The administration’s plan has four main components, according to a fact sheet released by the White House:
Limit exposure in the workplace. The Ministry of Labor will develop regulations and processes to define and enforce regulations limiting exposure to extreme heat for outdoor workers, in sectors such as agriculture, construction and delivery, and indoor workers, including factory, warehouse and kitchen staff.
Help families cool off. The Department of Health and Human Services has issued guidelines giving states, tribes and territories the ability to use funds already designated to help low-income households pay their heating bills and instead spend these funds to air conditioning. The Environmental Protection Agency is using money from the US bailout – the COVID-19 relief and economic recovery plan adopted in March – to develop cooling centers in public schools.
Advise local efforts to combat the “urban heat island effect”. Streets and buildings in cities tend to make the extreme heat worse, disproportionately impacting black and Latino neighborhoods. According to a recent EPA report that analyzed 49 cities, “Blacks and African Americans are 40-59% more likely than non-Blacks and non-African Americans to currently live in high-impact areas. . The administration hopes states and cities will use this data and tools suggested in a new Forest Service report, such as tree planting and other natural approaches to greening and cooling, to reduce the severity. urban heat islands.

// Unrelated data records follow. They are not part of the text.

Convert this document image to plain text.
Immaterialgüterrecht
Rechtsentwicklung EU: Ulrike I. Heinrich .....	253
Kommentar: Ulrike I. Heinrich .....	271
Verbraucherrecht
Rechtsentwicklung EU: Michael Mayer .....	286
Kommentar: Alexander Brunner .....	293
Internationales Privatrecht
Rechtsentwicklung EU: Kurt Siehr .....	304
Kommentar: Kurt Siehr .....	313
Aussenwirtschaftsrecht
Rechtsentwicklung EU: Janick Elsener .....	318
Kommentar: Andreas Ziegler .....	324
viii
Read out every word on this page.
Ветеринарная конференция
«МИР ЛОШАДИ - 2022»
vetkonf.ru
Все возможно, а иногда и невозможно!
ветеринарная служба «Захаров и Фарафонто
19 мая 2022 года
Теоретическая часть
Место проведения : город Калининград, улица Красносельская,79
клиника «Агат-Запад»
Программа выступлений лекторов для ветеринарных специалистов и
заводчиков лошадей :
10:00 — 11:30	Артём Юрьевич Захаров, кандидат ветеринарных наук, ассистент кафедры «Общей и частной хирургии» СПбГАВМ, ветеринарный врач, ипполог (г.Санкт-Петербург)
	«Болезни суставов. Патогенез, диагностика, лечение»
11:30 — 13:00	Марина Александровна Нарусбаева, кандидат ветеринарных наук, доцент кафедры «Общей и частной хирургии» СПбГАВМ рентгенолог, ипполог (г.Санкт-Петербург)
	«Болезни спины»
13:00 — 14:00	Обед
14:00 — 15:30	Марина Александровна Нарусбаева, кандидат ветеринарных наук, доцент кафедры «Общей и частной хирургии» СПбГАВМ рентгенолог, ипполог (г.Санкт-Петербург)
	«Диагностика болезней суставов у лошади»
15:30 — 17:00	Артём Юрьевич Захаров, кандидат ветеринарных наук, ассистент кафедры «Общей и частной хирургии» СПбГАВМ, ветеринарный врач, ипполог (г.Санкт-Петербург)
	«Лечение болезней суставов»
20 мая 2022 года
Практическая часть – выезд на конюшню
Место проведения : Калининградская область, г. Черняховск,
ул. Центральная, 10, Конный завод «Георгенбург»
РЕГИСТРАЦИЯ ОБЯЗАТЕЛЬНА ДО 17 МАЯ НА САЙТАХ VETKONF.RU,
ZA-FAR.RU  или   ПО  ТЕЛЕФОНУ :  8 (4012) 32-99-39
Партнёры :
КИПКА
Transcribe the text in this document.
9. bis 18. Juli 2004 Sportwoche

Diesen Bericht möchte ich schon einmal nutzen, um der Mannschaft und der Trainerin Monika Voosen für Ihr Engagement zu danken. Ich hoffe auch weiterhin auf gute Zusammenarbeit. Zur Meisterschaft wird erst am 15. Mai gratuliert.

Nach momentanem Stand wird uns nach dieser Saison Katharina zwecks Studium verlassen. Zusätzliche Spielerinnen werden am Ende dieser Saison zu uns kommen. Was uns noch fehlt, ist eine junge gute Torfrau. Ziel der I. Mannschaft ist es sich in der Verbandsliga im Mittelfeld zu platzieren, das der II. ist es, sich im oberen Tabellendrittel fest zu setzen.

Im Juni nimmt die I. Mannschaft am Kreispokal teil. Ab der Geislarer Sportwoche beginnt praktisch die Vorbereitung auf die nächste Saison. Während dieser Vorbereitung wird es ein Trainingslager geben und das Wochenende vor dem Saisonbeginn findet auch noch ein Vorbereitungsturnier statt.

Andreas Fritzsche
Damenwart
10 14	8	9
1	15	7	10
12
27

Calling all experts. The National Integrated Heat Health Information System, an interagency group set up by the White House, monitors and shares data on extreme heat and will hold a meeting in April to propose better measures to deal with it. Meanwhile, the Department of Homeland Security is running prize contests for climate change adaptation ideas, the first of which will focus on extreme heat.
All of these measures, with the exception of planting new trees, only address some of the symptoms of climate change rather than the root cause, which is the increase in atmospheric concentrations of heat-trapping gases.
The White House also argues that Congress should adopt the rest of the president’s national agenda, including a variety of proposals to not only adapt to climate change but also reduce it by shifting the country from dependence on climate change. fossil fuels to clean energy sources. like solar and wind.
But with Republicans largely stuck against most White House priorities and moderate Democratic senses. As Joe Manchin and Kyrsten Sinema balk at the price of their party’s budget proposal, it is unclear to what extent Biden’s broader climate agenda will be implemented.